My poems don't get hung on the refrigerator.
But it is not these creations that get me in trouble. I create scenarios. Fantasies of how I wish things to be. Fantasies that are so real, so plausible, so desirable, that I am disappointed when life has its own ideas.
You can, of course, see where this is going.
I wanted to believe that I could have a "real" relationship with the philosopher. I wanted to believe that he could be John, my boyfriend, as well as the philosopher, my party in playful perversion. He gave me almost no reason to believe that could be the case, he fought it every step of the way, he fled from almost anything that would be a step forward, and I adamantly, needily refused to see what was being shoved in front of my purple glasses. I hung on for dear life to the things that did speak of a real relationship, and took them to mean more than they really were.

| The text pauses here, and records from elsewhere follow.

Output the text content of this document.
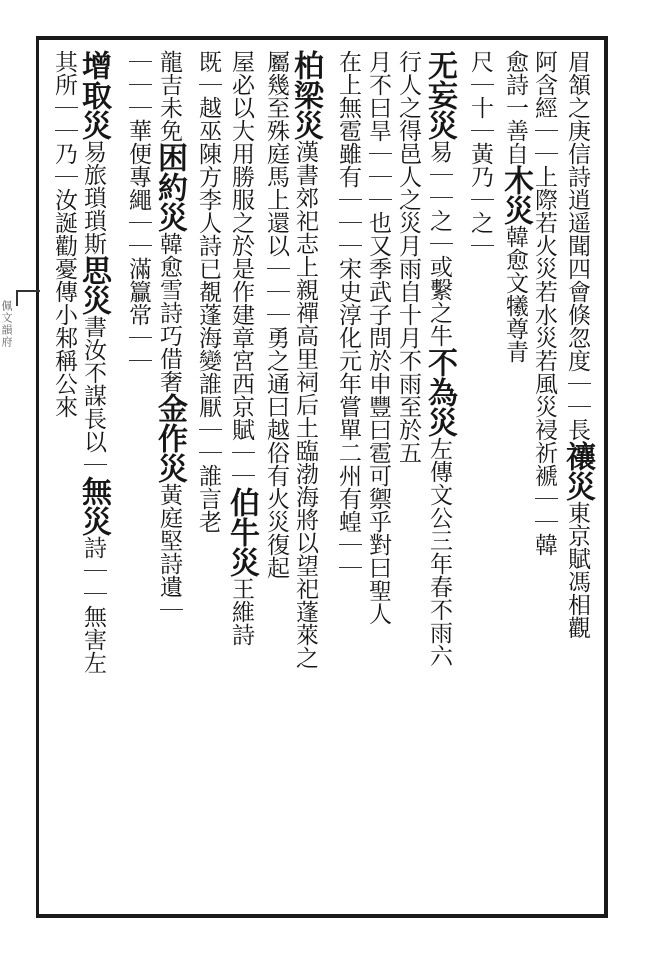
佩文韻府	眉頷之庚信詩逍遥聞四會倏忽度｜｜長禳災東京賦馮相觀
阿含經｜｜上際若火災若水災若風災祲祈褫｜｜韓
愈詩一善自木災韓愈文犧尊青
尺｜十｜黃乃｜之｜
无妄災易｜｜之｜或繫之牛不為災左傳文公三年春不雨六
行人之得邑人之災月雨自十月不雨至於五
月不曰旱｜｜｜也又季武子問於申豐曰雹可禦乎對曰聖人
在上無雹雖有｜｜｜宋史淳化元年嘗單二州有蝗｜｜
柏梁災漢書郊祀志上親禪高里祠后土臨渤海將以望祀蓬萊之
屬幾至殊庭馬上還以｜｜｜勇之通曰越俗有火災復起
屋必以大用勝服之於是作建章宮西京賦｜｜伯牛災王維詩
既｜越巫陳方李人詩已覩蓬海變誰厭｜｜誰言老
龍吉未免困約災韓愈雪詩巧借奢金作災黃庭堅詩遺｜
｜｜｜華便專繩｜｜滿籯常｜｜
增取災易旅瑣瑣斯思災書汝不謀長以｜無災詩｜｜無害左
其所｜｜乃｜汝誕勸憂傳小邾稱公來
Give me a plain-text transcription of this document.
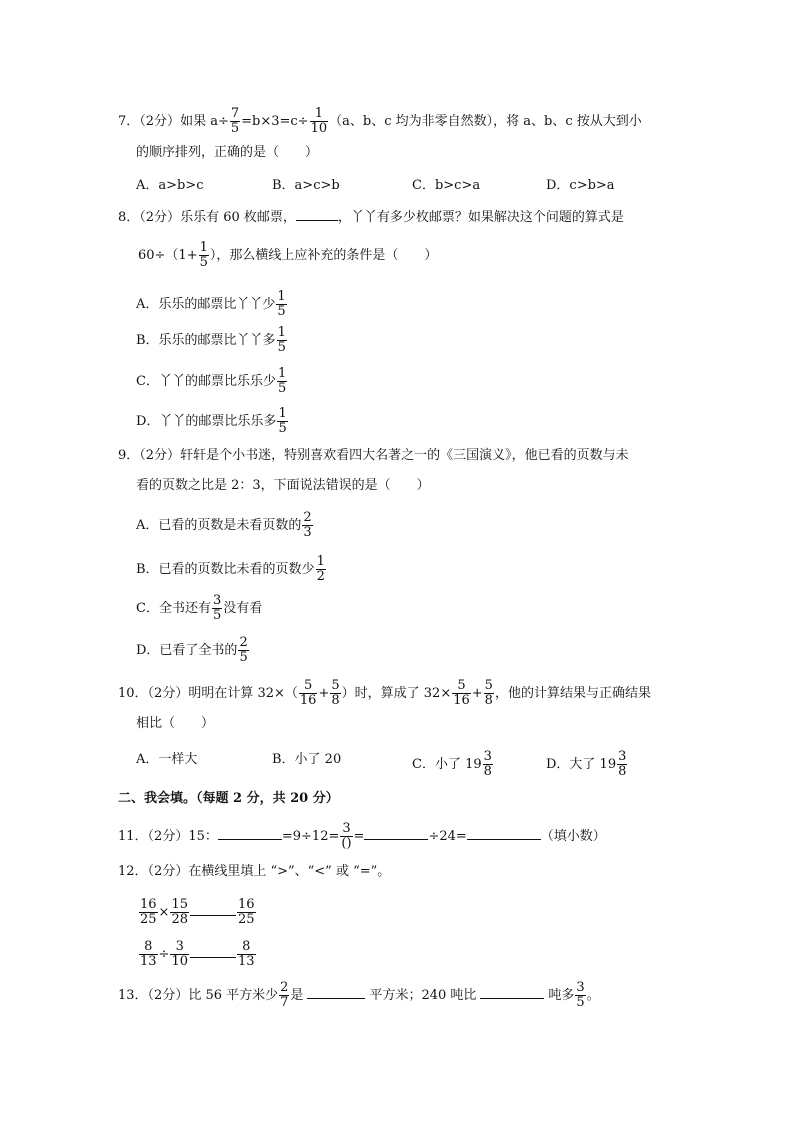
7．（2分）如果 $a\div \frac{7}{5} =b\times 3=c\div \frac{1}{10} (a$、b、c 均为非零自然数），将 a、b、c 按从大到小
的顺序排列，正确的是（　　）
A．a>b>c	B．a>c>b	C．b>c>a	D．c>b>a
8．（2分）乐乐有 60 枚邮票，	，丫丫有多少枚邮票？如果解决这个问题的算式是
$60\div(1+ \frac{1}{5}$ ），那么横线上应补充的条件是（　　）
A．乐乐的邮票比丫丫少 $\frac{1}{5}$
B．乐乐的邮票比丫丫多 $\frac{1}{5}$
C．丫丫的邮票比乐乐少 $\frac{1}{5}$
D．丫丫的邮票比乐乐多 $\frac{1}{5}$
9．（2分）轩轩是个小书迷，特别喜欢看四大名著之一的《三国演义》，他已看的页数与未
看的页数之比是 2：3，下面说法错误的是（　　）
A．已看的页数是未看页数的 $\frac{2}{3}$
B．已看的页数比未看的页数少 $\frac{1}{2}$
C．全书还有 $\frac{3}{5}$ 没有看
D．已看了全书的 $\frac{2}{5}$
10．（2分）明明在计算 $32\times( \frac{5}{16} + \frac{5}{8}$ ）时，算成了 $32\times \frac{5}{16} + \frac{5}{8}$ ，他的计算结果与正确结果
相比（　　）
A．一样大	B．小了 20	C．小了 $19 \frac{3}{8}$	D．大了 $19 \frac{3}{8}$
二、我会填。（每题 2 分，共 20 分）
11．（2分）15：	=9÷12=
3
() =	÷24=	（填小数）
12．（2分）在横线里填上 “>”、“<” 或 “=”。
$\frac{16}{25} \times \frac{15}{28}$	$\frac{16}{25}$
$\frac{8}{13} \div \frac{3}{10}$	$\frac{8}{13}$
13．（2分）比 56 平方米少 $\frac{2}{7}$ 是	平方米；240 吨比	吨多 $\frac{3}{5}$ 。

He has a very hard time with the distance. If I lived nearby, he says, we could just be together, commune without speaking, get through the hard times on the strength of our uncanny connection on an almost soulful level. And then it might have worked. But there would have been another option as well. He could have come by for a few hours. We could have done our D/s thing, our whole scolding, punishment, redemption thing, gotten out of it what we each needed, and then he would have gone. We wouldn't have seduced ourselves with the perfection of the time we did spend together as... as together. As so close together. As so comfortable together. As so right together. Those rare amazing visits that made me think it was real, that made me write scenarios in my head, that made me expect, assume, WANT him to say he'd come down more often, he'd let me have dinner with his brother and sister-in-law, he'd resume our relationship on Labor Day...
I can't stop. I can't stop the fantasies. I see possibilities that seem reasonable and then I let myself in for disappointment when they don't come about.
I see him coming down for New Year's Eve.
I see him coming down for the Inauguration.
I see his mother, who was half-way to talking to me on the phone during those many long calls on Election Day - I see his mother saying "John, why don't you invite your friend up for Christmas?" And he goes pale, and gulps, and then says "Sure, Mom! I'll call her right now."
I set myself up for getting hurt.
I do it every time.
It's not his fault.
There is no one to blame but myself.